U.K. inflation accelerated to the fastest pace in more than two years in December as the pound’s decline drove a surge in import costs.
As Brexit uncertainty hung over the U.K. currency, consumer-price growth increased to 1.6 percent from 1.2 percent in November, a bigger jump than economists had forecast. Although the pound is still down 17 percent since the June vote to leave the European Union, it rose on Tuesday after Prime Minister Theresa May said Parliament will get a vote on the final deal to pull Britain out of the bloc’s single market.

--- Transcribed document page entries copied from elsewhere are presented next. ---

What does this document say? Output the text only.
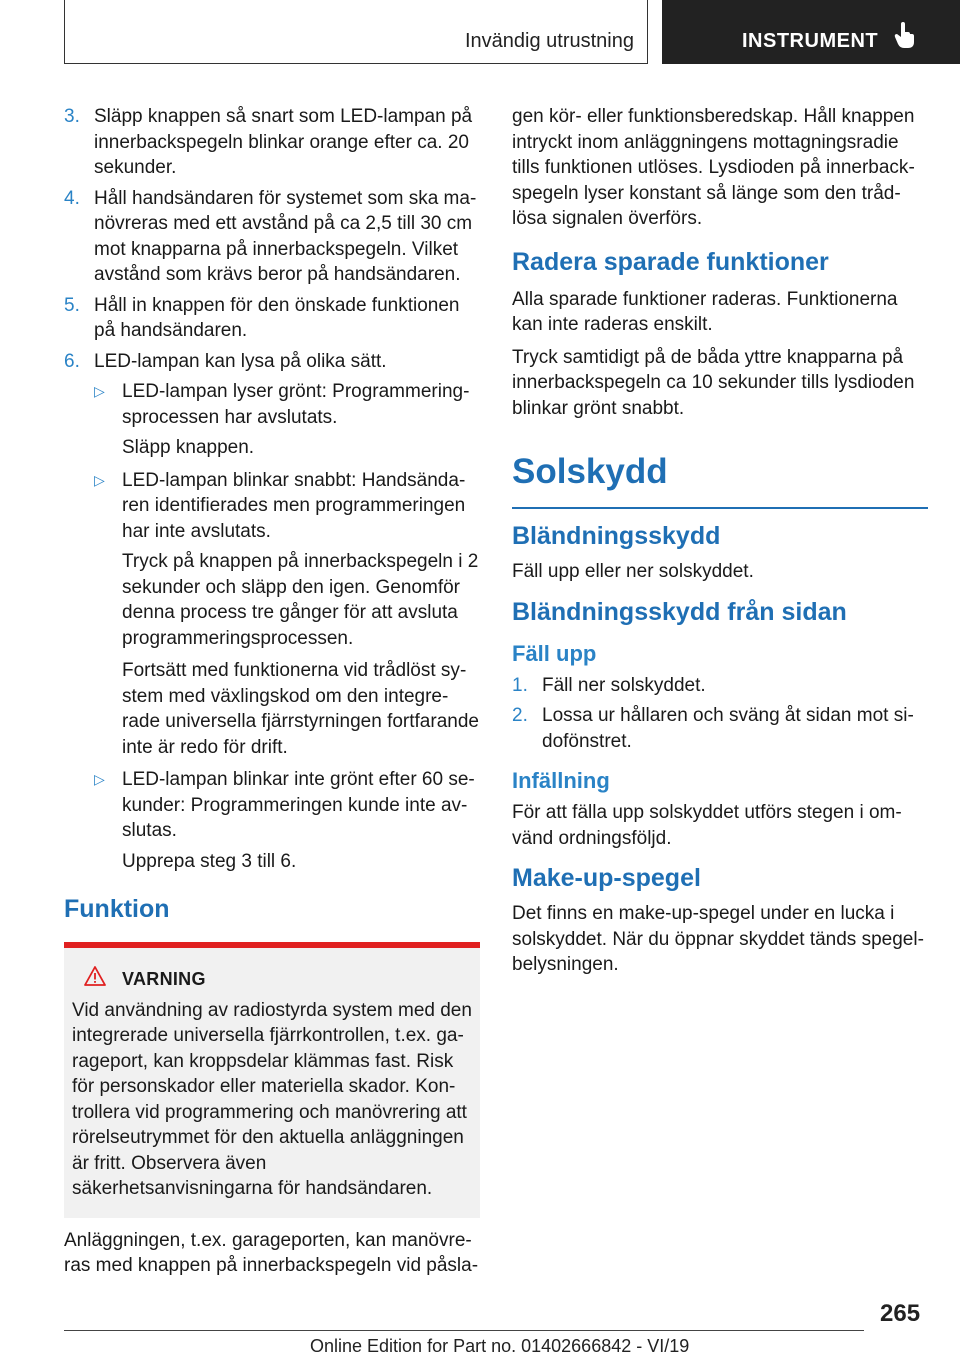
Invändig utrustning	INSTRUMENT
3. Släpp knappen så snart som LED-lampan på innerbackspegeln blinkar orange efter ca. 20 sekunder.
4. Håll handsändaren för systemet som ska manövreras med ett avstånd på ca 2,5 till 30 cm mot knapparna på innerbackspegeln. Vilket avstånd som krävs beror på handsändaren.
5. Håll in knappen för den önskade funktionen på handsändaren.
6. LED-lampan kan lysa på olika sätt.
▷ LED-lampan lyser grönt: Programmeringsprocessen har avslutats.
Släpp knappen.
▷ LED-lampan blinkar snabbt: Handsändaren identifierades men programmeringen har inte avslutats.
Tryck på knappen på innerbackspegeln i 2 sekunder och släpp den igen. Genomför denna process tre gånger för att avsluta programmeringsprocessen.
Fortsätt med funktionerna vid trådlöst system med växlingskod om den integrerade universella fjärrstyrningen fortfarande inte är redo för drift.
▷ LED-lampan blinkar inte grönt efter 60 sekunder: Programmeringen kunde inte avslutas.
Upprepa steg 3 till 6.
Funktion
VARNING
Vid användning av radiostyrda system med den integrerade universella fjärrkontrollen, t.ex. garageport, kan kroppsdelar klämmas fast. Risk för personskador eller materiella skador. Kontrollera vid programmering och manövrering att rörelseutrymmet för den aktuella anläggningen är fritt. Observera även säkerhetsanvisningarna för handsändaren.

Anläggningen, t.ex. garageporten, kan manövreras med knappen på innerbackspegeln vid påsla-

gen kör- eller funktionsberedskap. Håll knappen intryckt inom anläggningens mottagningsradie tills funktionen utlöses. Lysdioden på innerbackspegeln lyser konstant så länge som den trådlösa signalen överförs.

Radera sparade funktioner

Alla sparade funktioner raderas. Funktionerna kan inte raderas enskilt.

Tryck samtidigt på de båda yttre knapparna på innerbackspegeln ca 10 sekunder tills lysdioden blinkar grönt snabbt.

Solskydd
Bländningsskydd

Fäll upp eller ner solskyddet.

Bländningsskydd från sidan
Fäll upp
1. Fäll ner solskyddet.
2. Lossa ur hållaren och sväng åt sidan mot sidofönstret.
Infällning

För att fälla upp solskyddet utförs stegen i omvänd ordningsföljd.

Make-up-spegel

Det finns en make-up-spegel under en lucka i solskyddet. När du öppnar skyddet tänds spegelbelysningen.

265
Online Edition for Part no. 01402666842 - VI/19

The pass-through to prices of sterling’s drop is proving to be the main economic fallout from Brexit so far. The Bank of England sees the inflation rate pushing close to 3 percent this year, far exceeding the 2 percent target. Governor Mark Carney warned on Monday that rapidly accelerating inflation will put the brakes on consumer spending this year.
“This is very much the thin end of the wedge and there is plenty more upside to come over the coming months,” said Alan Clarke, an economist at Scotiabank.
The economy has grown solidly since the June referendum on EU membership, and the International Monetary Fund raised its 2017 GDP forecast for the U.K. this week. But the pound’s weakness is affecting everything from groceries to technology, with food-price declines easing and Apple Inc. announcing plans to raise App Store prices in the U.K. as much as 25 percent.
As the BOE assesses the outlook, it says the next move in interest rates could either be a tightening or a loosening. It cut the benchmark rate in August after the vote to leave the EU, lowering it to a record-low 0.25 percent.
Even Keel
He said on Monday that Brexit means the U.K. will “redefine its openness to the movement of goods, services, people and capital” in the coming years. Carney said policy makers will keep things on an even keel “whatever transpires.”
One issue the BOE may face is that its capacity to provide monetary support in case of a dramatic fallout could be limited by accelerating inflation. The U.K.’s core rate of price growth -- excluding volatile food and energy -- picked up to 1.6 percent in December, the fastest since August 2014. The cost of imports rose 16.9 percent year-on-year in December, the most since July 2011.
The improvement in the near-term growth picture hasn’t fully washed away question marks over the longer term during the Brexit process. With such uncertainty, the median forecast of economists surveyed by Bloomberg this month is for no change to the BOE’s benchmark rate for at least another two years.
John Wraith, head of U.K. Macro Rates Strategy and Economics at UBS, says while inflation could reach 3 percent by the third quarter of 2017 and hold around there for a year, that “does not in itself represent an absolute barrier to further MPC easing if growth and inflation expectations merit it.”
“Weaker activity will become a more pressing concern than accelerating inflation,” he said. Cooler growth “will sow the seeds of diminishing domestically generated inflation pressures once the temporary effects of a weaker pound and higher import prices dissipate.”